Opinion
23-1071
09-16-2024
UNITED STATES OF AMERICA, Plaintiff - Appellee, v. ARTURO CARDOZA, Defendant-Appellant.
NOT FOR PUBLICATION
Submitted September 11, 2024 [**] Pasadena, California
Appeal from the United States District Court for the Southern District of California, D.C. No. 3:21-cr-02936-GPC-1 Gonzalo P. Curiel, District Judge, Presiding
Before: R. NELSON, MILLER, and DESAI, Circuit Judges.
MEMORANDUM [*]
Arturo Cardoza appeals his conviction for importing fentanyl in violation of 21 U.S.C. § 952. At trial, the district court gave a deliberate ignorance instruction based on Ninth Circuit Model Criminal Jury Instruction 4.9. Cardoza argues that our model jury instruction misstates the law. We have jurisdiction under 28 U.S.C. § 1291, and we affirm.
We typically review the substance of a jury instruction de novo. United States v. Heredia, 483 F.3d 913, 921 (9th Cir. 2007) (en banc). But "[w]e review unpreserved errors in the jury instructions for plain error." United States v. Liu, 731 F.3d 982, 987 (9th Cir. 2013). A plain error entails "(1) error; (2) that was plain; (3) that affected substantial rights; and (4) that seriously affected the fairness, integrity, or public reputation of the judicial proceedings." United States v. Cannel, 517 F.3d 1172, 1176 (9th Cir. 2008).
1. Plain error review applies because Cardoza failed to raise specific objections to the deliberate ignorance instruction. Cardoza did not "inform the court of the specific objection" or "the grounds for the objection." Fed. R. Crim. P. 30(d); see also United States v. Peterson, 538 F.3d 1064, 1071 (9th Cir. 2008). Rather, Cardoza simply objected to any deliberate ignorance instruction. That objection stemmed from his belief that the Government should have incorporated its deliberate ignorance theory into the charging document; it did not relate to the instruction's substance. See United States v. Anderson, 741 F.3d 938, 945 (9th Cir. 2013) ("An objection to an instruction on a different ground is not sufficient to preserve de novo review."). To the contrary, Cardoza expressly approved the district court's proposed instruction.
2. The district court did not plainly err when it provided the jury with a deliberate ignorance instruction based on Model Criminal Jury Instruction 4.9. We held in United States v. Jewell, 532 F.2d 697, 704 (9th Cir. 1976) (en banc), that deliberate ignorance can satisfy the "knowingly" element of a federal criminal statute. A proper Jewell instruction must "contain the two prongs of suspicion and deliberate avoidance." Heredia, 483 F.3d at 924. In Heredia, we found that an instruction "cribbed" from our deliberate ignorance instruction satisfied both requirements. Id. at 917, 924. Thus, Cardoza cannot show a clear error under current law. See United States v. Olano, 507 U.S. 725, 734 (1993).

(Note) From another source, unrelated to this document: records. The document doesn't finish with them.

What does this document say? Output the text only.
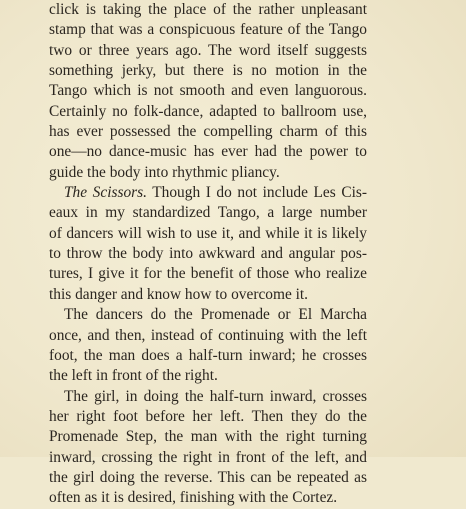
click is taking the place of the rather unpleasant
stamp that was a conspicuous feature of the Tango
two or three years ago. The word itself suggests
something jerky, but there is no motion in the
Tango which is not smooth and even languorous.
Certainly no folk-dance, adapted to ballroom use,
has ever possessed the compelling charm of this
one—no dance-music has ever had the power to
guide the body into rhythmic pliancy.
The Scissors. Though I do not include Les Cis-
eaux in my standardized Tango, a large number
of dancers will wish to use it, and while it is likely
to throw the body into awkward and angular pos-
tures, I give it for the benefit of those who realize
this danger and know how to overcome it.
The dancers do the Promenade or El Marcha
once, and then, instead of continuing with the left
foot, the man does a half-turn inward; he crosses
the left in front of the right.
The girl, in doing the half-turn inward, crosses
her right foot before her left. Then they do the
Promenade Step, the man with the right turning
inward, crossing the right in front of the left, and
the girl doing the reverse. This can be repeated as
often as it is desired, finishing with the Cortez.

The only difference in the district court's instruction was that it included specific facts from this case.
3. We are not persuaded by Cardoza's challenges to our model deliberate ignorance instruction. He argues that the instruction departs from Global-Tech Appliances, Inc. v. SEB S.A., 563 U.S. 754 (2011). But we have held since Global-Tech that our model deliberate ignorance instruction "is appropriate 'and there is little reason to suspect that juries will import [recklessness or negligence] concepts, as to which they are not instructed, into their deliberations.'" United States v. Yi, 704 F.3d 800, 805 (9th Cir. 2013) (quoting Heredia, 483 F.3d at 924). And we have "unequivocally rejected" Cardoza's argument that our model instruction dilutes the mens rea requirement. United States v. Walter-Eze, 869 F.3d 891, 910 (9th Cir. 2017) (citing Heredia, 483 F.3d at 924).
AFFIRMED.
[*] This disposition is not appropriate for publication and is not precedent except as provided by Ninth Circuit Rule 36-3.
[**] The panel unanimously concludes this case is suitable for decision without oral argument. See Fed. R. App. P. 34(a)(2).